Sirena means siren (or mermaid) in Spanish, and that's the name of our bit of beach. Ivo, our resident sand sculptor, has been creating a new collection of deities to replace the ones that were destroyed in the recent storm (click here; you'll also catch another glimpse of hunky Pablo Alborán). The first figure, although not yet complete, fits right in. (Click the images; they get bigger.)


LA SIRENA ON PLAYA LA SIRENA.
LURING SAILORS WITH HER CONCH SHELL MUSIC.
DUDO SAYS "HI."
MOOSE WAS IN THE SAME POSE ONE LEVEL DOWN. WHEN HE SAW THE CAMERA,
THIS IS WHAT HE DID. THE LITTLE SHIT. MOOSE DOES NOT SAY "HI."
THE SIREN CALLED ME TO THIS ROCK.
HER SONG IS SIMPLY IRRESISTIBLE.


She's a powerful force...

Thursday, December 17, 2015

I'm Gonna Get Up, I'm Gonna Get Out

This barometric pressure/seasonal allergy stuff has gotten old. I really need to get out of the house.

But first, I really need to give some thought to what I'll wear in public.

MY COPY OF A COPY OF A COPY OF DIOR.
(TAKEN WHILE THE "STOPCOLD" MEDICINE WAS WORKING.)
MORE ACCURATE COLOUR. (TOO MUCH SUNSHINE EARLIER.)
NOT REALLY FAKE DIOR: GEOFFREY BEENE AND CHAPS.


There's gotta be something better than this ... outfit.

Tuesday, December 15, 2015

The Vampire's Diary

It's the season for my seasonal allergies to be at their worst. I know I'm allergic to leaf molds and, although living here on the Mediterranean Sea is not like living on the Long Island Sound in Connecticut (we're not surrounded by forests), we still have a variety of deciduous trees, rotting leaves, and seasonal plants. Sometimes, my allergies get so bad that I think I've got a cold or a virus or the flu. I've spent most of the last two days in bed. Miserable. Whiney.

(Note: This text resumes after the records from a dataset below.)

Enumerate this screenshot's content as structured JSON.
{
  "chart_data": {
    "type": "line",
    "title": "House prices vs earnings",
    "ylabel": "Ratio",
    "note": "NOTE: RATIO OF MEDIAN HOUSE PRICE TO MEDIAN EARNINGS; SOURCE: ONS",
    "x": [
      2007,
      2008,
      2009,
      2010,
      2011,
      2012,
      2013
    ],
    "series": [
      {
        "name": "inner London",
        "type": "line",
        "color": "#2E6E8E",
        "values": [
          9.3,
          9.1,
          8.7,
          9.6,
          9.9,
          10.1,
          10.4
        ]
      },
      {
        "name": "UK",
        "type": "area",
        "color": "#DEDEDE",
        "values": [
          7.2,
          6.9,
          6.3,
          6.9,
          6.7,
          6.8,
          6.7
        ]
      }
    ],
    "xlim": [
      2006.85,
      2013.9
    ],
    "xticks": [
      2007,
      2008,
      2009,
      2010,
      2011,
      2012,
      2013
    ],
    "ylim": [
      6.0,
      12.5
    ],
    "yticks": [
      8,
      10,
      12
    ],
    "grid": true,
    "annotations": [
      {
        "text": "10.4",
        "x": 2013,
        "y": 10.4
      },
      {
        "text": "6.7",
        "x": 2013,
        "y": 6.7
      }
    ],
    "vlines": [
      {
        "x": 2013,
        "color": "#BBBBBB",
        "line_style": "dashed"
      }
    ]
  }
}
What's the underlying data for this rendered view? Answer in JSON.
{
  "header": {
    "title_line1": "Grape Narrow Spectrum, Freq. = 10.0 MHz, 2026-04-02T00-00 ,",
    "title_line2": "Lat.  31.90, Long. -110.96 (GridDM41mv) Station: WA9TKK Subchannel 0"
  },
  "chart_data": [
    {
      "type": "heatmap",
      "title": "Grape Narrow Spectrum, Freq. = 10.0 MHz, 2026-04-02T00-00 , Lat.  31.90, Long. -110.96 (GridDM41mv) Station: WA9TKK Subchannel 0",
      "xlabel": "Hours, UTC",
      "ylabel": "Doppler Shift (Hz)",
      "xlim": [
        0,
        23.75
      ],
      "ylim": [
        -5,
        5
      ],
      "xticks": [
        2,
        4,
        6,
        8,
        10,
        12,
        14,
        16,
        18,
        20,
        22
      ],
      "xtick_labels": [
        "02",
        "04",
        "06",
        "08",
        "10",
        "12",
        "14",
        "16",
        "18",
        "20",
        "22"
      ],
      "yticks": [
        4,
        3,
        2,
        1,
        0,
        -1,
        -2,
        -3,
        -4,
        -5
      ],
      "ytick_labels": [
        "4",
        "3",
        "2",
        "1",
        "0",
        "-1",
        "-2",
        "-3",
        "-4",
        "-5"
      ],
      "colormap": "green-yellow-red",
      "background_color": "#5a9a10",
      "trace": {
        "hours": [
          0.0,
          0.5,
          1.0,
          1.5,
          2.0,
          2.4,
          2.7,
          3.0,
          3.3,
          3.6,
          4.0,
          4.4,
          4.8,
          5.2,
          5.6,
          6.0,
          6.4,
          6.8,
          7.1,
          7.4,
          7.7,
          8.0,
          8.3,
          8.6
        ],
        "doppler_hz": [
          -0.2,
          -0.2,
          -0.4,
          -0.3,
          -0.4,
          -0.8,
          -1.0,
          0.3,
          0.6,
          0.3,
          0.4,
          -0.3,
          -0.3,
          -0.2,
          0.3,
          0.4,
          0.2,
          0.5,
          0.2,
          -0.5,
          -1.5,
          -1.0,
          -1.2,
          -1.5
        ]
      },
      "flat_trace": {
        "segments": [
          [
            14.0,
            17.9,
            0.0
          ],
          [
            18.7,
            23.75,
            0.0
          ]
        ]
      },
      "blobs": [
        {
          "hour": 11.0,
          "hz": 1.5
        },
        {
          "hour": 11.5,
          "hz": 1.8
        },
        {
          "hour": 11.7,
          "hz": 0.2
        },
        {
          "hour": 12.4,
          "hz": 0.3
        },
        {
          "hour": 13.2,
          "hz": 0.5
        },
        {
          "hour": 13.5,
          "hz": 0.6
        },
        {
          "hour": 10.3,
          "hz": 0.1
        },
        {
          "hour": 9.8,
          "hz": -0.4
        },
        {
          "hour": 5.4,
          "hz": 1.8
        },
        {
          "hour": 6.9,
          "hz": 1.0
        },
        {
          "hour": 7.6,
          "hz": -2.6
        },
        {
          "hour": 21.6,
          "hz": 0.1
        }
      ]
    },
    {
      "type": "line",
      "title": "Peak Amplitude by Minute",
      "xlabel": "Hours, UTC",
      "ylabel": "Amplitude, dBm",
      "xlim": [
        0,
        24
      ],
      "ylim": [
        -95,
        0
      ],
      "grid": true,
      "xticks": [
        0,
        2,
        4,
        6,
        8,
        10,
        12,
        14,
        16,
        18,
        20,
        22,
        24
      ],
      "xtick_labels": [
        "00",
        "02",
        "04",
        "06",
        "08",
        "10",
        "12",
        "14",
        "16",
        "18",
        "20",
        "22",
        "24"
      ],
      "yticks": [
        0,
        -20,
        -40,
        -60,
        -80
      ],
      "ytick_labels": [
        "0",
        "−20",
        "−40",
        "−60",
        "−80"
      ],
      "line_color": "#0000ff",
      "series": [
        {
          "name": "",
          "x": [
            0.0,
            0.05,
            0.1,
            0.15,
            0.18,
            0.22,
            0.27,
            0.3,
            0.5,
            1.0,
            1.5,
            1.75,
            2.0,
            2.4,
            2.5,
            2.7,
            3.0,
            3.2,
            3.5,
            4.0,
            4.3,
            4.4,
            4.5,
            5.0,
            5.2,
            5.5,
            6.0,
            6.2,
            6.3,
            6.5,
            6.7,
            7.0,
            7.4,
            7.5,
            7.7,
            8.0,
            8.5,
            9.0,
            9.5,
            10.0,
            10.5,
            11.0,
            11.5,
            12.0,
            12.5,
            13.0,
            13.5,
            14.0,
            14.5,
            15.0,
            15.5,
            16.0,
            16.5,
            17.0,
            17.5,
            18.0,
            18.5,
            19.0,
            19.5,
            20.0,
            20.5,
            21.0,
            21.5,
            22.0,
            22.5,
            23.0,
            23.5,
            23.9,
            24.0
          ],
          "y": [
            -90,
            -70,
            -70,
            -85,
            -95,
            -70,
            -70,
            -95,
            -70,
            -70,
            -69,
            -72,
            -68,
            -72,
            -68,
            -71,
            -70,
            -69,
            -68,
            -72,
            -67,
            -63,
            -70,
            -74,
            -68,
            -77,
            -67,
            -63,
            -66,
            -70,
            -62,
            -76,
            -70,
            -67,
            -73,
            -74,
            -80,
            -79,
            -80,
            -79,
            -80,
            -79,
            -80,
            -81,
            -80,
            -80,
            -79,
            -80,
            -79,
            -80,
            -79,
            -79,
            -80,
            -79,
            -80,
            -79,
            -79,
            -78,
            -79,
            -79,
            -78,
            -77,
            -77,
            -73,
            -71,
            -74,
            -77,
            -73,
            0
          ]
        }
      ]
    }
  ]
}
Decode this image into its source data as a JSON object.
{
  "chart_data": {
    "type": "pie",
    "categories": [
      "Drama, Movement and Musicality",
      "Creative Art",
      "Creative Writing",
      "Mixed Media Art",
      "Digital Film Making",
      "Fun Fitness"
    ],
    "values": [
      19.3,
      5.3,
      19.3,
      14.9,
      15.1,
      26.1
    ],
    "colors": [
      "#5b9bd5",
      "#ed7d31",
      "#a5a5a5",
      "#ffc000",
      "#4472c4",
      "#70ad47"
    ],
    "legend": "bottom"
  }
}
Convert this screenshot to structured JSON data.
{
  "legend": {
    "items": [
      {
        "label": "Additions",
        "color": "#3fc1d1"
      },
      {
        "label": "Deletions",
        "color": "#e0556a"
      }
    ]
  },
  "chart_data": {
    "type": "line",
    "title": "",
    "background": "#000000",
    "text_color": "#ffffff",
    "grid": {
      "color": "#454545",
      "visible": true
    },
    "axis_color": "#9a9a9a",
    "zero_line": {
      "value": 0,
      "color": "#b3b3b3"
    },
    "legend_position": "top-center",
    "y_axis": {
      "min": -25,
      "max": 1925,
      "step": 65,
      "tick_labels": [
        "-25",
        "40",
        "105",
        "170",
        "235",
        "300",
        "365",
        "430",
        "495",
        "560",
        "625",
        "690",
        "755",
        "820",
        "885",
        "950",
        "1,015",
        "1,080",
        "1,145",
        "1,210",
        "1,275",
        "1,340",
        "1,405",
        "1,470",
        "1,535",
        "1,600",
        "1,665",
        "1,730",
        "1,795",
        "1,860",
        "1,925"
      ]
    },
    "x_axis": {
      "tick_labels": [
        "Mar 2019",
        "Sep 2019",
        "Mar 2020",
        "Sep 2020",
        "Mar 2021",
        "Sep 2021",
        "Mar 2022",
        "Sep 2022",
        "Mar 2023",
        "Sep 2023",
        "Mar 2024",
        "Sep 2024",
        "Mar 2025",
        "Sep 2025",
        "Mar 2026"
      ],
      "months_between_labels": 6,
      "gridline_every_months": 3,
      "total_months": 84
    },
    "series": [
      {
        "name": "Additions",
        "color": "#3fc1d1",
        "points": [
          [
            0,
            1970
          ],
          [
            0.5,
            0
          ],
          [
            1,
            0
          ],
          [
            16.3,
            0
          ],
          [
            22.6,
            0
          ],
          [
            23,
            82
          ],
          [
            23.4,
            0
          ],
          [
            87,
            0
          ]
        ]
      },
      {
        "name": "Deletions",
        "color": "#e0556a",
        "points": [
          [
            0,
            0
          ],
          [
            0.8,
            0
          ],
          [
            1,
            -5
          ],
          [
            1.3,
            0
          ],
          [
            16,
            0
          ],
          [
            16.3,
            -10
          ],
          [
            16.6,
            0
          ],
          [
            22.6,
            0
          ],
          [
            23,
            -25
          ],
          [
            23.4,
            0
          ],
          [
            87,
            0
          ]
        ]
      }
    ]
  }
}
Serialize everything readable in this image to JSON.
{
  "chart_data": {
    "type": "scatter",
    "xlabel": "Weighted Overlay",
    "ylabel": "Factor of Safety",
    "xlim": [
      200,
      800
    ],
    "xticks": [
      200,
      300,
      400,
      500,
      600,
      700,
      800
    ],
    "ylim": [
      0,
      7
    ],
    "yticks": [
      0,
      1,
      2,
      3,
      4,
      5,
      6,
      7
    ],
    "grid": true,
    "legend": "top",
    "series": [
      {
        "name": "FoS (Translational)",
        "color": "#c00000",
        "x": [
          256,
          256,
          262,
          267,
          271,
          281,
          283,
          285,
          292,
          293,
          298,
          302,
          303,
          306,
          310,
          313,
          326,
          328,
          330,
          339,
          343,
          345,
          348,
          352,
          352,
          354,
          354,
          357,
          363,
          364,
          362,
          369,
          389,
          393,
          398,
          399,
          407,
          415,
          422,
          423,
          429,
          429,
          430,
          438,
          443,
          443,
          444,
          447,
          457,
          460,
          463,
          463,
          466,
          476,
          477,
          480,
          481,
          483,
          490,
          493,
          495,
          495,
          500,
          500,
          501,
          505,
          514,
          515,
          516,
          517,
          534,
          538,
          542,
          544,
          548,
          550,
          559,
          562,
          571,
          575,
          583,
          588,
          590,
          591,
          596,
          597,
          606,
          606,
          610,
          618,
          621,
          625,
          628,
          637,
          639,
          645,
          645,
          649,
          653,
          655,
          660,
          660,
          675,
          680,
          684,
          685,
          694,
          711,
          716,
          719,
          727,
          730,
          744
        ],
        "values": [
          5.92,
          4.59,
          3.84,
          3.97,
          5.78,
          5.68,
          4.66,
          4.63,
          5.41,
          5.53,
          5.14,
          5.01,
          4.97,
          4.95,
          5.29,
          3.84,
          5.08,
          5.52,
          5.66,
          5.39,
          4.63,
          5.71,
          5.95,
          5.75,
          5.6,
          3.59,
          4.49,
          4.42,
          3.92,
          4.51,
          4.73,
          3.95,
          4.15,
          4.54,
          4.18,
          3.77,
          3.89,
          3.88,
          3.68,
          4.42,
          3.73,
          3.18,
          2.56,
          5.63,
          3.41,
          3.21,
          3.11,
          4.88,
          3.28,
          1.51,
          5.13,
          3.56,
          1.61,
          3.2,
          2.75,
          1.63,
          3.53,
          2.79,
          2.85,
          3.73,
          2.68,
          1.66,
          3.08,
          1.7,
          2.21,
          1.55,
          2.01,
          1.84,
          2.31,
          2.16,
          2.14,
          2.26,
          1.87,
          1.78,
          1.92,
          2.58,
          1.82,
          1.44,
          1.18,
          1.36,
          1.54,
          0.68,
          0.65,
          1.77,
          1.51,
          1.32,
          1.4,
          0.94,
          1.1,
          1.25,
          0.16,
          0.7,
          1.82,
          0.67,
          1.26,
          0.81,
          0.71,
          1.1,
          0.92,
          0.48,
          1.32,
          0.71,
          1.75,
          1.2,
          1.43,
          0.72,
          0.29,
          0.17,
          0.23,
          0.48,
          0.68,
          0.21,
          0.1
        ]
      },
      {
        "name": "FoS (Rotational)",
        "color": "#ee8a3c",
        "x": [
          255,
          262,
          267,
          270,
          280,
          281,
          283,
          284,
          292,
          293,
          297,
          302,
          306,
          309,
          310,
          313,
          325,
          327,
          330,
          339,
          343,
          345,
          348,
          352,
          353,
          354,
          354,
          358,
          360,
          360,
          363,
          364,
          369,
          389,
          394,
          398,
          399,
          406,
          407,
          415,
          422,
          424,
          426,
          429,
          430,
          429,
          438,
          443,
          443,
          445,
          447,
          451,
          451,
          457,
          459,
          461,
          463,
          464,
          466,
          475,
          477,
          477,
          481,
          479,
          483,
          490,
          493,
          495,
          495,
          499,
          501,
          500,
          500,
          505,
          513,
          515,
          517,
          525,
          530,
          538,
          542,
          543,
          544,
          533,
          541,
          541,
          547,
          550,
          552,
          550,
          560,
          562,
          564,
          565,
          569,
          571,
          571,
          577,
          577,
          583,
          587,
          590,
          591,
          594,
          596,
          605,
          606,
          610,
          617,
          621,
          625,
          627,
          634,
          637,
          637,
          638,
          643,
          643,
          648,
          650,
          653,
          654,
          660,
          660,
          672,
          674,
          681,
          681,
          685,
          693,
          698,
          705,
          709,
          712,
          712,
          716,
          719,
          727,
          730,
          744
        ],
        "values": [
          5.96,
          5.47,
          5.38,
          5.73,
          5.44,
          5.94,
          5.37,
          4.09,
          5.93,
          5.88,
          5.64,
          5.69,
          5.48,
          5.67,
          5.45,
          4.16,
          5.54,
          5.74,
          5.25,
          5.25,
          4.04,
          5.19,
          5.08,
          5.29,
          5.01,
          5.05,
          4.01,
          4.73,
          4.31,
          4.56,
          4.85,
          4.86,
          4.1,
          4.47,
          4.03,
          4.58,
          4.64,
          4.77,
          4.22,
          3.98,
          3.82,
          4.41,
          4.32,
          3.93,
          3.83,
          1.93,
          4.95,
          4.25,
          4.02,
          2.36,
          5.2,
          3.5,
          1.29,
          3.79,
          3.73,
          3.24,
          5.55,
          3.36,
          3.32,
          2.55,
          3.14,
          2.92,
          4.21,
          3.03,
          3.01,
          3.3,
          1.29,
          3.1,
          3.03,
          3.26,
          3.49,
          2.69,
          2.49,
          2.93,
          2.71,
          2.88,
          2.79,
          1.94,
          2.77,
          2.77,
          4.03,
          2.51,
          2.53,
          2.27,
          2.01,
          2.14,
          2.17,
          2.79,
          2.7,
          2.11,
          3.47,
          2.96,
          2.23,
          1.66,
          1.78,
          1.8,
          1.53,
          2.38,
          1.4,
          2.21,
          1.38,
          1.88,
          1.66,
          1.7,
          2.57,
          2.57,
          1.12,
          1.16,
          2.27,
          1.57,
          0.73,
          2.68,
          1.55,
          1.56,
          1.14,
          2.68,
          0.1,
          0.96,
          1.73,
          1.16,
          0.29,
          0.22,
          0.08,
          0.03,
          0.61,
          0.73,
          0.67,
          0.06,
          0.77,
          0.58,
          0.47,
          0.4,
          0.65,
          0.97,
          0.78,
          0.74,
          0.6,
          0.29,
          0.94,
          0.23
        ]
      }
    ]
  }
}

But just after sunset both days most of my symptoms have become tolerable and I've been ready to spread my wings.

Is it a coincidence that San Geraldo just hung some fresh garlic in the kitchen?

Views from a recent daytime walk on the beach. Before I went all vampire.

I'LL MISS THE LIGHT.
SOME SHADY FISHERMEN. 
NO FANS OF "TWILIGHT" HERE.
WAITING FOR THE VAMPIRE SQUIDS OF HELL
(YES, THEY REALLY EXIST... JUST NOT HERE).